Training

 

Xilinx & VHDL - 1 day training

An 8 hour class with introduction to Xilinx's programmable logic devices, tool chain and VHDL basics.

The first 2 hour are dedicated to an introduction to programmable logic devices including CPLD and FPGA general concept, family features including CoolRunner-II, Spartan 3/AN, Virtex 4 and Virtex 5. The meaning and use of special features like DCM, DCI, Dual-Edge FF's, BlockRAM, dinamic reconfiguration and others. Interfacing to 5V logic and several application examples are the subject in the closing of this first part.

The next hour is about Xilinx's tool chain and ISE GUI interface, with an overview on all resources and website answer searching.

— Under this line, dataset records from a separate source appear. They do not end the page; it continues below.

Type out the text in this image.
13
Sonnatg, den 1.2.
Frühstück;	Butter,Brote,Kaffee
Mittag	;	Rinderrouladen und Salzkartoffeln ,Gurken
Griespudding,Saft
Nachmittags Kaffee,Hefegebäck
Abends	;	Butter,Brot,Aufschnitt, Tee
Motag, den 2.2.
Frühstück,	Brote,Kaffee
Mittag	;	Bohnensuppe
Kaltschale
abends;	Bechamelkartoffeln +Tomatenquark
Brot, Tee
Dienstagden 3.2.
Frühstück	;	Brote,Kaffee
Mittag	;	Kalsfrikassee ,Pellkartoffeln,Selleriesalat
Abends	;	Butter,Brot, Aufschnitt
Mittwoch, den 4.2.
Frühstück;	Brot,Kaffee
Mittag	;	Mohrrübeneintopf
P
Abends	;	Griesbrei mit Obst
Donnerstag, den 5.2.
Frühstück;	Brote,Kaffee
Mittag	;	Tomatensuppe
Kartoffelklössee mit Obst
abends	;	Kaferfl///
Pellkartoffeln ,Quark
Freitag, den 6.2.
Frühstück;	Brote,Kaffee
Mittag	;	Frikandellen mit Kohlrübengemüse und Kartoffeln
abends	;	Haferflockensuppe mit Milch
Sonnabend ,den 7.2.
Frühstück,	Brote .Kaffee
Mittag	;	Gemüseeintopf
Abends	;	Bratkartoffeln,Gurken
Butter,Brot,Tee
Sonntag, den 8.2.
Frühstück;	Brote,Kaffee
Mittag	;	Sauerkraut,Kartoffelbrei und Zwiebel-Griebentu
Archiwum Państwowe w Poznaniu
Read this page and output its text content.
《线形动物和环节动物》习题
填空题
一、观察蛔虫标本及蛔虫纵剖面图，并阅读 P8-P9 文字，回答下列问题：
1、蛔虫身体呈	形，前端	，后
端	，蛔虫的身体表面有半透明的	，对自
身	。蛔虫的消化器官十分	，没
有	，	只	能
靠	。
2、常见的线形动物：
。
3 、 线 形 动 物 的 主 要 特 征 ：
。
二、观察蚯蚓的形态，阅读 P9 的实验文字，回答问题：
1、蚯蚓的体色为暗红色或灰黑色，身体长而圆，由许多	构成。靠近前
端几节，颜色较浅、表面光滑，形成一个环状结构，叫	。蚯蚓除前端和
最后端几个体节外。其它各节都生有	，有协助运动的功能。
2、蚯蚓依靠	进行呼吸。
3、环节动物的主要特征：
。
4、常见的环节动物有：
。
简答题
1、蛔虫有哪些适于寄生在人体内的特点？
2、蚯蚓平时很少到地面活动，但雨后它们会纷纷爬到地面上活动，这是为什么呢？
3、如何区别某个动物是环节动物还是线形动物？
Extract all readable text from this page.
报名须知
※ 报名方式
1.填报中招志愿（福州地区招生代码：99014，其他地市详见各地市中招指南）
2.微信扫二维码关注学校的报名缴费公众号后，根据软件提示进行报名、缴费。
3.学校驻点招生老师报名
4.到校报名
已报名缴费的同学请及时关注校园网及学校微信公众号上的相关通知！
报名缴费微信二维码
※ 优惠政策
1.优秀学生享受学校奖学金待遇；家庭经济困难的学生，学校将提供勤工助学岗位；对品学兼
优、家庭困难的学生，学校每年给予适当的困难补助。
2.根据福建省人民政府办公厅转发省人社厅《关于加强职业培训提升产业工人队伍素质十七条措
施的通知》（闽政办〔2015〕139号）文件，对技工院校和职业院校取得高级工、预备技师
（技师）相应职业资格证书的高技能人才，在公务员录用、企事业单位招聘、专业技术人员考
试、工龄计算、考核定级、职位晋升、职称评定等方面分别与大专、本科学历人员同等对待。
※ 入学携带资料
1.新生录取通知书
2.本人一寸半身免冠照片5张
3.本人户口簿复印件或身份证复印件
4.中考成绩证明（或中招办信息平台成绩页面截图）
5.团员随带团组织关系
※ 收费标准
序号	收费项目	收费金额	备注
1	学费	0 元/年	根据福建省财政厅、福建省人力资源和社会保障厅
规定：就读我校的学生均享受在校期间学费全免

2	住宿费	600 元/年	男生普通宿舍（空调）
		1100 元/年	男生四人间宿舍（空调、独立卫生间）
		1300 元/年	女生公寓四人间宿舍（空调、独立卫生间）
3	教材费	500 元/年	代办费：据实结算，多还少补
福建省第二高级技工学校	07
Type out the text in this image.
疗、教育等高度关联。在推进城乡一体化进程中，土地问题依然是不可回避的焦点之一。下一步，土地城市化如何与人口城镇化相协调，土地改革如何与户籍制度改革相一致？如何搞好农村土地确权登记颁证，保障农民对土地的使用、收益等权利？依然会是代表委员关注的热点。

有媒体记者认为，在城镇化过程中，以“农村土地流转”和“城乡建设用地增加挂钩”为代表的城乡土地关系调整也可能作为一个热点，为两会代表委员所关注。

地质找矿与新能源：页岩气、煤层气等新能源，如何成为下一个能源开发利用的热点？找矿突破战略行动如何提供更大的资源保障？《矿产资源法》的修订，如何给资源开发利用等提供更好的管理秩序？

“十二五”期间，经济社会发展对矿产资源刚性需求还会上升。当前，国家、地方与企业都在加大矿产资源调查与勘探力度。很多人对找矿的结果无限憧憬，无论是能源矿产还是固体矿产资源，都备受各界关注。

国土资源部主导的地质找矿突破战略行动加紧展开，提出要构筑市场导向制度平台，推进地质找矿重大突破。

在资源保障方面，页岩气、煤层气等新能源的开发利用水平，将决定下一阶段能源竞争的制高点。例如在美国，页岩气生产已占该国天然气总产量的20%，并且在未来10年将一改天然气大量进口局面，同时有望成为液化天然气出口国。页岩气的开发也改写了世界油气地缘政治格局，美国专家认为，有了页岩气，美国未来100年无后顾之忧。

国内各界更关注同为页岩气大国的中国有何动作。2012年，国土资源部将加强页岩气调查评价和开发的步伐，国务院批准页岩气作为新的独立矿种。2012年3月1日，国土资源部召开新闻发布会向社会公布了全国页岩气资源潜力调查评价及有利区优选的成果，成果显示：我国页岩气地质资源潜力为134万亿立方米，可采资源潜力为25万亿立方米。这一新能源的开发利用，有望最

The 5 left hours are for VHDL basics and hands-on laboratories. The language coverage includes VHDL syntax, operators, source body, processes and state-machine. The class will learn enough to design a simple sequential circuit including counters, conditional logic and interfacing. The course has 7 lab exercises, including schematic & VHDL mixed design lab - usefull to help students to understand the meaning of a VHDL expression and how it is implemented.

Besides simulation is not covered in lessons it is shown by instructor in one lab exercise to improve students' knowledge about tools. The same happens when different ways of implementing a circuit are presented and the reports are read in the classroom to show the speed/resource differences.

The students will learn all necessary steps to be able to implement their own designs and to use the Xilinx's tools as well as how to use logic devices.

 

Xilinx & VHDL - 3 day training

The first day is the same as the above one day training. The other two days are dedicated to some more advanced VHDL and a lot of hands-on exercises.

The additional VHDL coverage is about Component, Generate function and instantiation of device specific resources. Details on synchronous designs, constraints and high-speed design guidelines.

Students will design a simple CPU with an instruction set created by themselves and in the third day they will exercise with picoblaze implementation.

Although the first day seems to be more packed the hands-on activity in the next two days give to students the necessary familiar contact with ISE's tools and resources, extense VHDL programming and team design approach.

All lab exercises will be done in Spartan-3AN development boards where the students will learn the interfacing methods to external components such as memories and communication interfaces, including timing closure and voltage levels.